27th February, 2017 in Electric bike news
Temple Cycles was set up by Matt Mears just over 3 years ago, selling bicycles designed and built in the UK direct to consumers.
Mears started out by restoring vintage bikes to help pay his way through a Mechanical Engineering degree at the University Bristol. On finishing his studies, Mears moved from restoration to designing and developing his own range of bikes, combining his love of vintage aesthetics with the benefits of the more efficient components and improved materials on offer today.
In 2017, the growing young company have noted the “changing landscape of the UK economy,” the “growth in cycling” as well as the congestion on the UK’s roads and see the opportunities those factors present for companies wanting to manufacture in the UK.
While Mears acknowledges that continuing to reinvest the company’s profits back into new stock will provide a steady but healthy growth, his sights are set higher: production of 10,000 bikes a year, changing the way the UK thinks about cycling and venturing into the e-bike manufacturing market. To that end the company have raised £199,500 from 156 investors on Exeter-based Crowdcube.
Although still a fledgling company – the company has sold over 300 bikes in total, with revenue of £125k in 2016 (118% sales growth on its previous year) – Mears’ ambition is for Temple Cycles to be part of the revolution to ‘bring back cycle manufacturing to Britain’ and also has his sights set on designing and building electric bikes in the UK next.
Alex Wilson, of Temple Cycles, told Pedelecs: “Our frames are made by a Taiwanese manufacturer as bicycle frame manufacturing in the UK is a fair way off being able to produce high quality batch frames at a cost which is affordable to the everyday consumer. This is something we want to change and we are putting a large amount of money into research into batch producing frames in the UK.
“The rest of the build process for Temple occurs in our workshop in Bristol. We want to manufacture in the UK for all the main reasons everyone else does. We want to provide employment for the people in our city and help grow the country’s economy. On a business front, we also see the UK manufacturing benefits in quality control. If there would ever be a defective part or process, we would be able to spot the problem and fix it instantly, rather than liaising with a manufacturer the other side of the world, having to send a shipping container worth of frames back and wait for ages for all of this to happen!”
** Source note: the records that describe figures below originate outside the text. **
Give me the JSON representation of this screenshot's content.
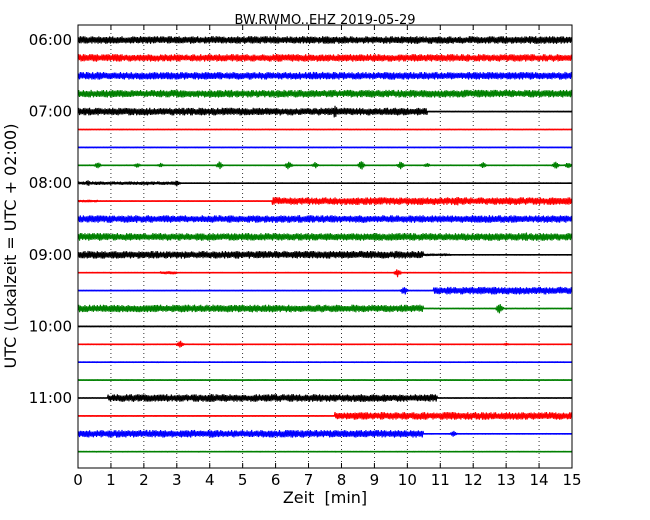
{
  "chart_data": {
    "type": "line",
    "title": "BW.RWMO..EHZ 2019-05-29",
    "xlabel": "Zeit  [min]",
    "ylabel": "UTC (Lokalzeit = UTC + 02:00)",
    "xlim": [
      0,
      15
    ],
    "x_ticks": [
      "0",
      "1",
      "2",
      "3",
      "4",
      "5",
      "6",
      "7",
      "8",
      "9",
      "10",
      "11",
      "12",
      "13",
      "14",
      "15"
    ],
    "y_tick_labels": [
      "06:00",
      "07:00",
      "08:00",
      "09:00",
      "10:00",
      "11:00"
    ],
    "grid": "vertical-dotted",
    "trace_colors": [
      "#000000",
      "#ff0000",
      "#0000ff",
      "#008000"
    ],
    "traces": [
      {
        "start": "06:00",
        "level": [
          [
            0,
            0.3,
            0.45
          ],
          [
            0.3,
            15,
            0.45
          ]
        ],
        "spikes": []
      },
      {
        "start": "06:15",
        "level": [
          [
            0,
            15,
            0.45
          ]
        ],
        "spikes": []
      },
      {
        "start": "06:30",
        "level": [
          [
            0,
            15,
            0.45
          ]
        ],
        "spikes": []
      },
      {
        "start": "06:45",
        "level": [
          [
            0,
            15,
            0.45
          ]
        ],
        "spikes": []
      },
      {
        "start": "07:00",
        "level": [
          [
            0,
            10.6,
            0.45
          ],
          [
            10.6,
            15,
            0.05
          ]
        ],
        "spikes": [
          [
            7.8,
            0.8
          ]
        ]
      },
      {
        "start": "07:15",
        "level": [
          [
            0,
            15,
            0.06
          ]
        ],
        "spikes": []
      },
      {
        "start": "07:30",
        "level": [
          [
            0,
            15,
            0.06
          ]
        ],
        "spikes": []
      },
      {
        "start": "07:45",
        "level": [
          [
            0,
            15,
            0.06
          ]
        ],
        "spikes": [
          [
            0.6,
            0.4
          ],
          [
            1.8,
            0.3
          ],
          [
            2.5,
            0.3
          ],
          [
            4.3,
            0.5
          ],
          [
            6.4,
            0.6
          ],
          [
            7.2,
            0.4
          ],
          [
            8.6,
            0.6
          ],
          [
            9.8,
            0.5
          ],
          [
            10.6,
            0.3
          ],
          [
            12.3,
            0.4
          ],
          [
            14.5,
            0.5
          ],
          [
            14.9,
            0.5
          ]
        ]
      },
      {
        "start": "08:00",
        "level": [
          [
            0,
            3.0,
            0.2
          ],
          [
            3.0,
            15,
            0.05
          ]
        ],
        "spikes": [
          [
            0.3,
            0.4
          ],
          [
            2.1,
            0.3
          ],
          [
            3.0,
            0.4
          ]
        ]
      },
      {
        "start": "08:15",
        "level": [
          [
            0,
            0.6,
            0.15
          ],
          [
            0.6,
            5.9,
            0.05
          ],
          [
            5.9,
            15,
            0.45
          ]
        ],
        "spikes": [
          [
            11.5,
            0.8
          ]
        ]
      },
      {
        "start": "08:30",
        "level": [
          [
            0,
            15,
            0.45
          ]
        ],
        "spikes": []
      },
      {
        "start": "08:45",
        "level": [
          [
            0,
            15,
            0.45
          ]
        ],
        "spikes": [
          [
            13.6,
            0.8
          ]
        ]
      },
      {
        "start": "09:00",
        "level": [
          [
            0,
            10.5,
            0.45
          ],
          [
            10.5,
            11.3,
            0.15
          ],
          [
            11.3,
            15,
            0.05
          ]
        ],
        "spikes": [
          [
            2.6,
            0.6
          ]
        ]
      },
      {
        "start": "09:15",
        "level": [
          [
            0,
            2.5,
            0.05
          ],
          [
            2.5,
            3.0,
            0.18
          ],
          [
            3.0,
            15,
            0.05
          ]
        ],
        "spikes": [
          [
            9.7,
            0.6
          ]
        ]
      },
      {
        "start": "09:30",
        "level": [
          [
            0,
            10.8,
            0.05
          ],
          [
            10.8,
            15,
            0.45
          ]
        ],
        "spikes": [
          [
            9.9,
            0.6
          ],
          [
            12.8,
            0.5
          ]
        ]
      },
      {
        "start": "09:45",
        "level": [
          [
            0,
            10.5,
            0.45
          ],
          [
            10.5,
            15,
            0.06
          ]
        ],
        "spikes": [
          [
            12.8,
            0.7
          ]
        ]
      },
      {
        "start": "10:00",
        "level": [
          [
            0,
            15,
            0.06
          ]
        ],
        "spikes": []
      },
      {
        "start": "10:15",
        "level": [
          [
            0,
            15,
            0.06
          ]
        ],
        "spikes": [
          [
            3.1,
            0.5
          ],
          [
            13.0,
            0.2
          ]
        ]
      },
      {
        "start": "10:30",
        "level": [
          [
            0,
            15,
            0.06
          ]
        ],
        "spikes": []
      },
      {
        "start": "10:45",
        "level": [
          [
            0,
            15,
            0.06
          ]
        ],
        "spikes": []
      },
      {
        "start": "11:00",
        "level": [
          [
            0,
            0.9,
            0.05
          ],
          [
            0.9,
            10.9,
            0.45
          ],
          [
            10.9,
            15,
            0.06
          ]
        ],
        "spikes": [
          [
            8.6,
            0.6
          ]
        ]
      },
      {
        "start": "11:15",
        "level": [
          [
            0,
            7.8,
            0.06
          ],
          [
            7.8,
            15,
            0.45
          ]
        ],
        "spikes": []
      },
      {
        "start": "11:30",
        "level": [
          [
            0,
            10.5,
            0.45
          ],
          [
            10.5,
            15,
            0.06
          ]
        ],
        "spikes": [
          [
            11.4,
            0.4
          ]
        ]
      },
      {
        "start": "11:45",
        "level": [
          [
            0,
            15,
            0.06
          ]
        ],
        "spikes": []
      }
    ]
  }
}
Temple Cycles cite their strengths as being: “experienced, but still very young: a team with fresh ideas and a fresh approach on the UK manufacturing problem. We come from an engineering background, with specialisms in Aerospace and Mechanical Engineering and apply these engineering problem-solving approaches to the way we conduct business. The UK has such a rich history of innovation and the bike industry is experiencing an innovative overhaul with the advent of e-bikes. We want to take what we have learnt from the mechanical and aerospace engineering industries to push forward with new, revolutionary e-bike designs.”
Looking to Europe’s lead, Mears also wants to encourage more people to cycle every day in the UK: “We need to catch up with the rest of Europe and integrate cycling into our daily lives. Bikes are a great way of making short journeys, keeping active and reducing the congestion we have on the roads. Hopefully the UK as a nation will start to see bikes in the same way our European friends do: Not as a tool for performance, but a useful everyday object. This is something we try to promote here at Temple Cycles.”